# Square aluminum tubing



## jsh1904 (Mar 20, 2012)

Anyone know where to get 1 inch or bigger aluminum tubing in the mobile area? I know that Lowe's has some 1 inch but wanted to see if I could find better quality or price.


----------



## Flounder9.75 (Sep 28, 2007)

Try Sabel Steel.


----------



## Breeze Fabricators (Oct 2, 2007)

How much you need.


----------



## ironman172 (Sep 28, 2007)

a pool aluminum pole works great for a gigging stick
I made mine with a fiberglass extension paint pole .....didn't really need it too long and it was cheap enough at a garage sale :thumbup:


----------



## jsh1904 (Mar 20, 2012)

Need 18-20 foot.

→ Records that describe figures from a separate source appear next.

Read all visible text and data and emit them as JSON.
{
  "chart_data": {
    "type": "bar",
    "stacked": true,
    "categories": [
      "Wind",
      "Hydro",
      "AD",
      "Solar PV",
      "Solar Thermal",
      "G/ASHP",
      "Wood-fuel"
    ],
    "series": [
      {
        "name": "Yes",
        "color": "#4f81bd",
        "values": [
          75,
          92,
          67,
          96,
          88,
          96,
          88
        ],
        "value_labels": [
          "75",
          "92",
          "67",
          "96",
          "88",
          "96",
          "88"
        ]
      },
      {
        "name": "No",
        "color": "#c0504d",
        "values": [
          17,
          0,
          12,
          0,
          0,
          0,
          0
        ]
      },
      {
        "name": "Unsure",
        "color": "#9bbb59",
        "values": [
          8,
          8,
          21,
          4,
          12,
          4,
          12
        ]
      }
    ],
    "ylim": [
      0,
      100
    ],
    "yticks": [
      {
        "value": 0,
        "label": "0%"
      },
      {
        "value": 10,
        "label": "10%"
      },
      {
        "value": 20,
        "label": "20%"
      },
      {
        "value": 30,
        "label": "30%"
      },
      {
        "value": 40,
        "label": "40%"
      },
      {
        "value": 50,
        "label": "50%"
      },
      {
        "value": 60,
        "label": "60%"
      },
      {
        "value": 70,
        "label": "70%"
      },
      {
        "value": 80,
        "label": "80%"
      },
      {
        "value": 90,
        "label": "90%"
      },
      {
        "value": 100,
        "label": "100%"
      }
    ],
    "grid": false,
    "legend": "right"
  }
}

It's for a frame, not a gigging stick


----------



## Five Prongs Of Fury (Apr 15, 2008)

Town and Country in Pensacola has anything you would ever need.


----------



## dsar592 (Oct 12, 2007)

I also use town n country in pensacola. They have everything


----------



## X-Shark (Oct 3, 2007)

T & C Metals

100 W Herman St,


Pensacola, FL 32505

(850) 438-8280


----------



## Joe.K.Sr (Apr 21, 2009)

*electrical supplies*

Electrical contractor supply compainies carry aluminum square tubing called uni-strut....with holes and / or without. Very stiff and good for structural applications. Nuff said...

Joe.K.Sr


----------